Cost Saving
The meeting has been moved at the last minute, the ticket will have to be modified with payment of a hefty surcharge! The hotel with the agreement has no rooms available because of a trade fair event, a hotel without a discount agreement will have to be booked, a long way from the meeting venue: the trip is going to cost a lot more!
Unexpected events like these, together with a lack of advance planning of trips, are the main “enemies” to be fought in managing travel.
There is also a kind of conflict between the interests of the business traveller, in particular the “frequent traveller”, and the company. Business travellers during their journeys – in varying degrees – try to combine the travel needs with some small personal advantage, such as accumulating bonuses of extra flights and hotel stays to be exploited privately, booking hotels with extra services (wellness, central position etc.), renting cars trying to be given the latest model.
The company has other priorities. The main problem in managing travel is succeeding in combining the optimisation of costs with the traveller’s comfort, trying to put him at his ease to operate well and be able to give his best during his time away and also of not lowering the reputation of the company. In some cases in fact the companies, in particular those with better known brands, in addition to employees’ comfort are also careful to make sure their staff use higher category services because also this factor communicates the strength of the company trademark.
Business travel management is today one of the areas among general expenditure where especially the medium to large sized companies and of international respire most focus their attention to limit costs and optimise the process.
To deal with these costs many companies have entrusted the job to our account manager.
This person, sometimes together with the client company’s travel manager, must know how to reconcile saving and comfort, also facing unpopularity with travellers because he sets the rules to be respected and decides, for example, the class of air and rail travel, the category of hotel (setting a daily maximum on expenses) or the car hire segment. He also maintains relations with the travel agency, sets the rules for booking by employees for single categories (e.g. flight / hotel by phone /email to the agency, trains and car hire personally on online portals etc.).
The trends
On the one hand the forecasts on a European level predict increases in air fares, hotel prices and car hire rates. To these basic increases are added increases in airport taxes to cover the structural costs envisaged for some hubs, e.g. Fiumicino.
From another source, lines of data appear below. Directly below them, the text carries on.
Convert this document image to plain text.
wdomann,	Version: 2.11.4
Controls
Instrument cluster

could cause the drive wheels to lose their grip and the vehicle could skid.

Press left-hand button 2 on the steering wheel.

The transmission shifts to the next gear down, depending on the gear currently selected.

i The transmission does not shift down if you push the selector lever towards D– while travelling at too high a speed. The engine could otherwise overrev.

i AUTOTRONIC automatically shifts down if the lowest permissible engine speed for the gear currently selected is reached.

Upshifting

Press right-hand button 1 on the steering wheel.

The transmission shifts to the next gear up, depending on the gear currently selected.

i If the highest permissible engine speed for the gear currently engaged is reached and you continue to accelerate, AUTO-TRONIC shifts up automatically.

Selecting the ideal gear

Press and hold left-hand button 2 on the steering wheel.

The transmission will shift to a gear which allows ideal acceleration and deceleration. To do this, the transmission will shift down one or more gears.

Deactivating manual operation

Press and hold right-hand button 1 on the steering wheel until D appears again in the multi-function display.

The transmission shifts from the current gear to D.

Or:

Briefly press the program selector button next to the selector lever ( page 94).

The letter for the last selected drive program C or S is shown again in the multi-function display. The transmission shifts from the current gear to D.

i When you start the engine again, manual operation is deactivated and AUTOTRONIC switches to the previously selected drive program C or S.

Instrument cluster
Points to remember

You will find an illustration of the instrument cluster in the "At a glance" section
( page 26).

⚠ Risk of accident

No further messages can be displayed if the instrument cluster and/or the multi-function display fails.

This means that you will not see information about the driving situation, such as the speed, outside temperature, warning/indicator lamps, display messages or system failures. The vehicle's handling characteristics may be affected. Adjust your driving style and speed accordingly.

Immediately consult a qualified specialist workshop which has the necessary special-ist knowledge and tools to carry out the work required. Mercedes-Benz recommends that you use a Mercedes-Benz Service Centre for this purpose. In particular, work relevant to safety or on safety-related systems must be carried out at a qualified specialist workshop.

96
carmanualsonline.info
Operating with due tactics and with a series of crossed activities involving all the chain (from the airline company to the agency down to the individual employee), considerable savings can be achieved.
The flights
Air fares are calculated according to transport and airport costs and follow commercial logic, taking the market into account. Where competition is stronger the prices are lower, while where the air companies operate on the basis of agreements, the prices are higher.
There is not therefore a unit price per mile travelled and there is no precise relationship between distance and transport cost.
With appropriate negotiating techniques and tried and tested methodologies it is possible to obtain discounts of up to and over 60-70% on the basic fares, the so-called “IATA (International Air Transport Association) full fares”; this body sets standard maximum fares on a quarterly basis for each itinerary and class of service.
Hotels
Faced with a slight growth in the prices envisaged for hotels, the opportunity for the account manager will be to negotiate, in addition to the prices, additional services and benefits such as:
• provision of “last minute” rooms at a reduced rate
• possibility of late cancellation without penalty or with reduced penalty
• perpetual availability of rooms during all the working days in the year (including peak periods)
• free wifi, breakfast and parking
• discounted lunch/dinner packages
Trains
The entry of a new competitor in Italy on the high-speed lines has interrupted the monopoly of the State administrator. Although we cannot to date speak of a true liberalisation of the railway sector in Italy, given that the infrastructure is managed by Rfi – a company in the State Railways group – the arrival of the competition of NTV has nevertheless brought some advantages and improvements on the High Speed lines, which are also those used prevalently by business travellers.
There has been a positive effect in the reduction of fares, or rather in a greater subdivision of the price list, for example with the introduction of low cost fares, for long-term bookings on non-refundable tickets, and a greater differentiation in classes of service. On the other hand it has also improved the services, with the introduction by both organisations of additional services and classes with respect to the old division between first and second class, and a renovation of the trains themselves.